At my current job we have built an application that supports long running processes (up to about 8 months) using Microsoft Workflow Foundation. We have currently made about 15 releases in 2 years, with an ever changing process definition. In this post I will explain one of the most important lessons we have learnt during this time.
Background
Suppose we have a workflow service that handles job applications. Not very imaginative, but it has all the components we need. This process will be started by a service call to the workflow service, at which point it will initialize some data. One of these types is an instance of the Person
class, defined by our company’s canonical schema:
namespace ExternalTypes
{
public class Person
{
public string Name { get; set; }
public string Phone { get; set; }
public override string ToString()
{
return Name + "; " + Phone;
}
}
}
All of our activities have an InArgument<Person>
on which they operate. This Person
variable is also persisted in the persistence store, so that when the workflow is put on hold for a week, it won’t need to stay in memory.
Problem description
After having used our application for a while, we decide that having just a single string
for the Name
property is not granular enough. We want to be able to do background checks, and our external background checking service requires us to put initials and last name in a separate field.

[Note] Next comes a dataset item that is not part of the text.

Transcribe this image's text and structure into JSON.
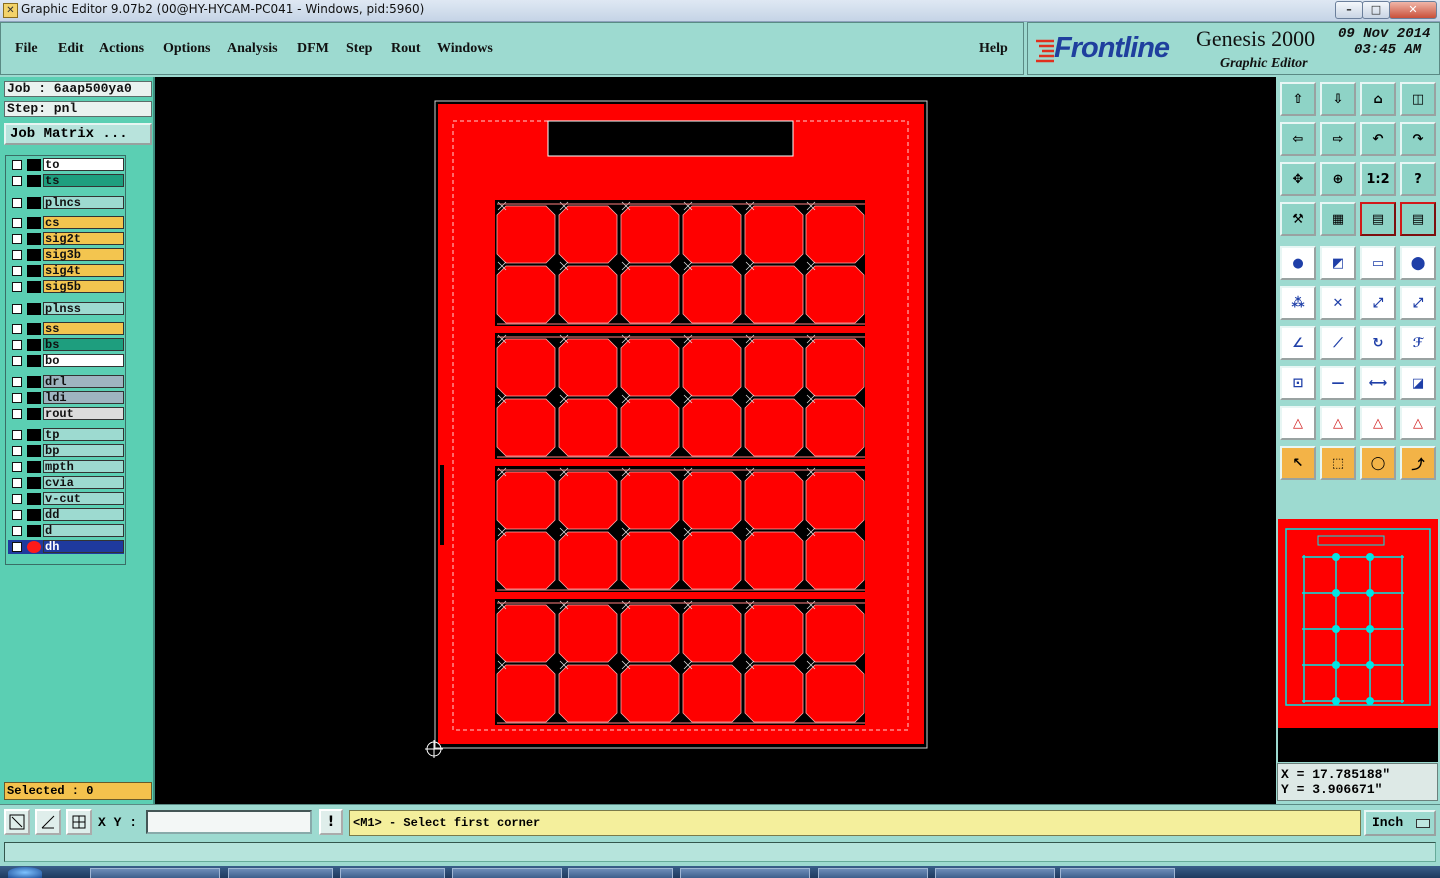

No problem, right? We just modify our Person
class a little:
namespace ExternalTypes
{
public class Person
{
public Name Name { get; set; }
public string Phone { get; set; }
public override string ToString()
{
return Name.Initials + " " + Name.LastName + "; " + Phone;
}
}
public class Name
{
public string Initials { get; set; }
public string LastName { get; set; }
}
}
Problem solved. Or is it? New workflows will accept this new Person
class without any issue. Existing workflows prove problematic however: once they call the ToString()
method, they will throw NullReferenceException
errors due to the Name
property not having been initialized in the Person
object that we persisted before the upgrade.
While this example is somewhat contrived, similar things happen all the time in our application. Extra fields are added, fields become obsolete, types change. All of these things need to be handled.
Our solution
Of course, there are several solutions to this problem. We could have versioned our Person
class, then have multiple versions of the activities that operate on this class and use the new versions of the activity in the newer versions of our workflow (we are versioning our workflows, right? Right?).
We opted for a more simple solution which is, in our minds, more maintainable. Instead of persisting entire domain objects, such as this Person
with our workflow, we only persist an identifier. The domain object itself is then retrieved (from a database, or in our case from a Business Service). This has the advantage of always giving us an instance of the latest version of the class. Of course the problem remains that splitting a Name
field into two fields called Initials
and LastName
requires some kind of conversion, but this can be done one time in a data migration script.
Additionally, our solution has the advantage of being able to run data updates in SQL without having to somehow get the new data into running workflows. This is of course a no-no, but it happens in practice. Say some process crashed due to a bug, now we can update the database and resume the workflow at the last persist point.
Conclusion
We have learned this problem the hard way. Initially we just persisted entire domain objects, thinking this would be more efficient. And if you never change your data types, it probably is: you don’t have to retrieve the data for every activity you execute. However, this is a tradeoff we’ll gladly make. Workflow services generally run asynchronous to user input – a user clicks something on a screen and the workflow starts its work without the user having to wait for it. We decided that a little performance hit was worth the easier maintenance.
Making this change halfway through your application’s life cycle, having running workflows, requires a lot more work than doing it from the start. Even though we discovered this after a few months of development, we have decided to refactor everything to work in our preferred manner. Now we have to wait for a few months before the workflows with the old persistence structure expire.
TL;DR
Don’t persist domain objects in your workflow, just save references instead. Retrieve the data in your code activities.